Info Barelang

KUMPULAN BERITA BP BATAM YANG DIHIMPUN OLEH BIRO HUMAS, PROMOSI, DAN PROTOKOL

Kamis, 02 Februari 2012

Sani Tegaskan Impor Buah Tetap Jalan

BATAM-Gubernur Kepri yang juga Ketua Dewan Kawasan Free Trade Zone HM Sani menegaskan bahwa Batam bisa melakukan impor buah dan sayur lansung. Hal tersebut bertolak belakang dengan Peraturan Menteri Pertanian Nomor 88/Permentan/PP.340/12/2011, Nomor 89/Permentan/OT.140/12/2011, Nomor 90/Permentan/OT.140/12/2011 tentang impor holticultura.

"Saya tegaskan, Batam tetap impor buah dan sayur sesuai UU FTZ. Ini sudah saya putuskan, kita tidak perlu mempolemikan. Kita juga akan menyurati Kementan tentang hal ini, PP itu harus diubah," tegas Sani usai memberi pengarahan tentang PP no 10 tahun 2012 pengganti PP no 02 tahun 2009 kepada pengusaha yang berada di kawasan FTZ Batam, Bintan dan Karimun di Novotel Hotel Batam, Rabu (1/2).

Sani juga menegaskan bahwa impor akan diatur oleh BP Batam dan harus mendapat persetujuan dari DK FTZ. Sementara impor beras, gula, daging dan telur belum diizinkan dengan alasan untuk memberdayakan petani lokal, baik di Batam maupun daerah lain.

"Kita selesaikan satu-satu dulu. Daging, telur, beras dan gula ini masih banyak di dalam negeri. Yang tidak ada yang kita impor. Kita harus melindungi petani kita," ujar Sani.

Disisi lain, Ketua Apindo Kepri Ir Cahya mengatakan Batam tidak hanya membutuhkan impor buah dan sayur, tetapi juga komoditas lainnya.

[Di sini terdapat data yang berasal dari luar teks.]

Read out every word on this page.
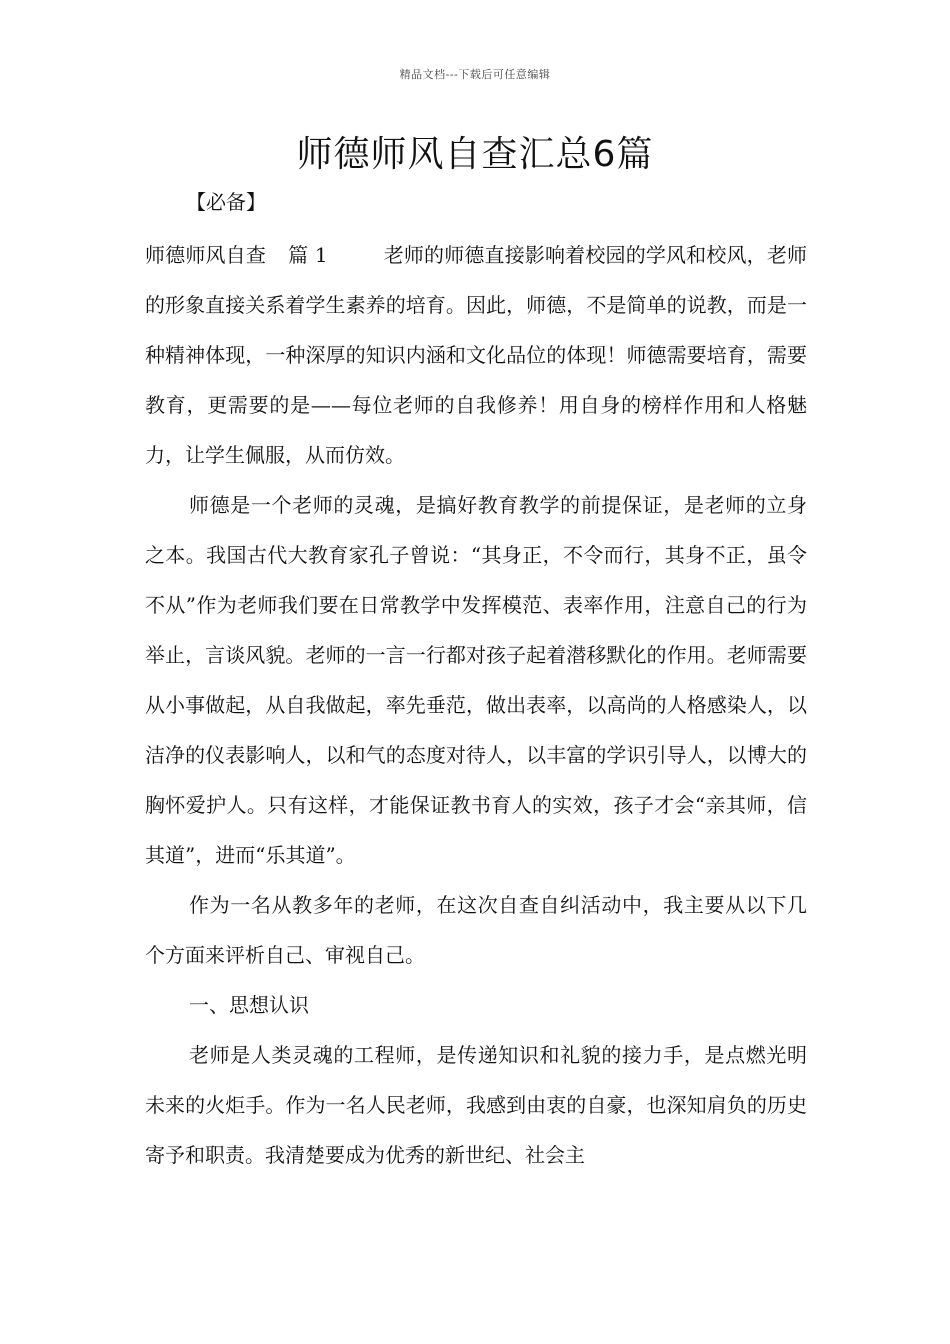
精品文档---下载后可任意编辑
师德师风自查汇总6篇
【必备】

师德师风自查 篇 1	老师的师德直接影响着校园的学风和校风，老师的形象直接关系着学生素养的培育。因此，师德，不是简单的说教，而是一种精神体现，一种深厚的知识内涵和文化品位的体现！师德需要培育，需要教育，更需要的是——每位老师的自我修养！用自身的榜样作用和人格魅力，让学生佩服，从而仿效。

师德是一个老师的灵魂，是搞好教育教学的前提保证，是老师的立身之本。我国古代大教育家孔子曾说：“其身正，不令而行，其身不正，虽令不从”作为老师我们要在日常教学中发挥模范、表率作用，注意自己的行为举止，言谈风貌。老师的一言一行都对孩子起着潜移默化的作用。老师需要从小事做起，从自我做起，率先垂范，做出表率，以高尚的人格感染人，以洁净的仪表影响人，以和气的态度对待人，以丰富的学识引导人，以博大的胸怀爱护人。只有这样，才能保证教书育人的实效，孩子才会“亲其师，信其道”，进而“乐其道”。

作为一名从教多年的老师，在这次自查自纠活动中，我主要从以下几个方面来评析自己、审视自己。

一、思想认识

老师是人类灵魂的工程师，是传递知识和礼貌的接力手，是点燃光明未来的火炬手。作为一名人民老师，我感到由衷的自豪，也深知肩负的历史寄予和职责。我清楚要成为优秀的新世纪、社会主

Karena itu, pengusaha meminta agar DK dan semua pihak memperjuangkan hal tersebut ke pemerintah pusat.

"Kita meminta semua produk konsumsi boleh masuk ke Batam dalam kuota yang terbatas. Untuk rembesan, itu harus menjadi tugas aparat keamanan," ujar Cahya.

Pengusaha Kecewa

Dalam pertemuan tersebut, pengusaha merasa kecewa dengan lahirnya PP 10 tahun 2012 sebagai pengganti PP 02 tahun 2009. Menurut Cahya, pengusaha sangat menginginkan agar PP 02 tahun 2009 yang mengatur tentang regulasi dicabut oleh pemerintah pusat. Kenyataanya, setelah diperjuangkan cukup lama, PP tersebut hanya diganti.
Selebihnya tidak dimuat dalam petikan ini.